In Chapter 6, "Critical Educative Rhetoric: Kant and the Demands of Critical Communication," Stroud extends his discussion of rhetoric to the realm of politics. Here, Stroud argues that for Kant non-manipulative rhetoric is reason giving (191) and that a general notion of Kant's critical rhetoric "is the use of language to convey and test reason-bearing utterances. Such activity is grounded on the idea of its participants as equally valuable and rational beings, per FHE" (203). Here, it seems that Stroud's project has shifted a bit. Rather than "finding" in Kant an interesting account of a non-manipulative form of rhetoric, he now seems to be applying Kant's moral philosophy to communicative practices in order to come up with what can be called a "Kantian rhetoric" but need not be anything Kant himself discusses in his texts. The critical rhetoric Stroud describes is what we would expect. It requires that we respect the autonomy of others when we communicate with them. Much of his discussion in this chapter now concerns what kind of rhetoric would not be permitted by Kant (211-212). Stroud does suggest that rhetoric can serve a moral function by encouraging us to think from the perspective of others. I would have liked to have read more about this since it would be an example of the kind of Kantian rhetoric Stroud wants to defend.

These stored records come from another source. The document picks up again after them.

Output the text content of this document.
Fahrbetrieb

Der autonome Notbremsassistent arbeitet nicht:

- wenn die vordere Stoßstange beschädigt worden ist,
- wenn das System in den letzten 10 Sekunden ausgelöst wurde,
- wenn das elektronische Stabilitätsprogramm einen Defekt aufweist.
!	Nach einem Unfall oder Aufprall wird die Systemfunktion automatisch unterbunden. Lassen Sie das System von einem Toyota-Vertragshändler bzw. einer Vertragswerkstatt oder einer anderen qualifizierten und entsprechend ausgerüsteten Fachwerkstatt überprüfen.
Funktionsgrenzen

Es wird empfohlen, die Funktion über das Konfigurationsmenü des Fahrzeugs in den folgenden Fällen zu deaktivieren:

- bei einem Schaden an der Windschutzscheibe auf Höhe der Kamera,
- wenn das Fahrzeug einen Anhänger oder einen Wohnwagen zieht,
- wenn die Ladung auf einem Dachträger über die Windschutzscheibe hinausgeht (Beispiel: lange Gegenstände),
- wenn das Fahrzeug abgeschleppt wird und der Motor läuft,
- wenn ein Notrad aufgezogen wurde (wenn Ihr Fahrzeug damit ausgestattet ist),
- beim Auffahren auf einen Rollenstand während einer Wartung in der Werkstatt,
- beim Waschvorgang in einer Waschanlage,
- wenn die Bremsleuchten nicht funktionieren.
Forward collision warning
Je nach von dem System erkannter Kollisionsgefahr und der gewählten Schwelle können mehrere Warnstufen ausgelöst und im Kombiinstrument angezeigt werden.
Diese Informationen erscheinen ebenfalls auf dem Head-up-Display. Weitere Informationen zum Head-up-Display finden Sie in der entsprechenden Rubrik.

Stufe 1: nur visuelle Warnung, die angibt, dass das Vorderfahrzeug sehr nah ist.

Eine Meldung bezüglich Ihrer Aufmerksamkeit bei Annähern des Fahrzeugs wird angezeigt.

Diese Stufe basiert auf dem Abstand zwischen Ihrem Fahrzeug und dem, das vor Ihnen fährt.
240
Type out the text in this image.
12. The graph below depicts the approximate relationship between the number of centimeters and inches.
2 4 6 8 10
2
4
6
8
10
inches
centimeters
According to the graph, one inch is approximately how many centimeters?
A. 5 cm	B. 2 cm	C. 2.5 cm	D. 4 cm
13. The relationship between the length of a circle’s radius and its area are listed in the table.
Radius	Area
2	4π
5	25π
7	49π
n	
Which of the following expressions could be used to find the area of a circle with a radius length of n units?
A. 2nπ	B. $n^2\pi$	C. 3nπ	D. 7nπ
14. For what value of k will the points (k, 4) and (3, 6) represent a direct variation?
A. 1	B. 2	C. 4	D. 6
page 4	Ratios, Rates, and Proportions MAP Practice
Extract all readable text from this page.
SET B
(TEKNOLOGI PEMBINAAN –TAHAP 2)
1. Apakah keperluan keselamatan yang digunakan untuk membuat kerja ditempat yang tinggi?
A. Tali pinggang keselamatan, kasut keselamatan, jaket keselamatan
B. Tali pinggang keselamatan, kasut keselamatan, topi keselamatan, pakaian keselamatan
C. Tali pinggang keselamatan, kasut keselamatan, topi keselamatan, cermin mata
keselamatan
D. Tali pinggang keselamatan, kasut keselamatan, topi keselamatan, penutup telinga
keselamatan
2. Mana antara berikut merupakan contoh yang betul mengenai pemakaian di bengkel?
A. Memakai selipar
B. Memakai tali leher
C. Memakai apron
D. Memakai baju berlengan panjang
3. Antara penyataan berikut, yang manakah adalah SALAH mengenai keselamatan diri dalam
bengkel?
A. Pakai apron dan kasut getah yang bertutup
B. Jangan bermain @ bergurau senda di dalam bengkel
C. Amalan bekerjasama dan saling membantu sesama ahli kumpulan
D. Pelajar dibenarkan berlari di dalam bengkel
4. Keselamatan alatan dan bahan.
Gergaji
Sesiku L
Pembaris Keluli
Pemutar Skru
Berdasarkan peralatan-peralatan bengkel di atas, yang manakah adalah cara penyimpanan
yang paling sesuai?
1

Since I am convinced of a Kantian approach to morality, I agree with Stroud that this form of morality should also apply to our communicative interactions with others. At issue here, however, is not rhetoric but Kant's moral philosophy, which would require many more pages to defend. What I found worthwhile about Stroud's book was the limited project of how, through rhetoric, a Kantian ideal of a moral community can be achieved. Although it is the case that from a moral perspective rhetoric is typically viewed negatively, it is certainly plausible that a skill in speaking should be considered to be something good or certainly better than a lack of skill. I therefore found valuable Stroud's provocative discussion of how, from a Kantian perspective, such a skill can be used for the good. I am still not certain, however, that skillful speech can promote morality in a way that is superior to speech that is ineloquent but frank.[2]


[1] I have argued for a similar point, namely, that there is implicit in Kant's categorical imperative a "publicity condition" which requires that we be open with our maxims of action. See my "Making the Ideal Real: Publicity and Morality in Kant," Kantian Review, forthcoming.

[2] But see here, Patrick Frierson, "The Moral Importance of Politeness in Kant's Anthropology," Kantian Review 9 (2005), 105 -- 127.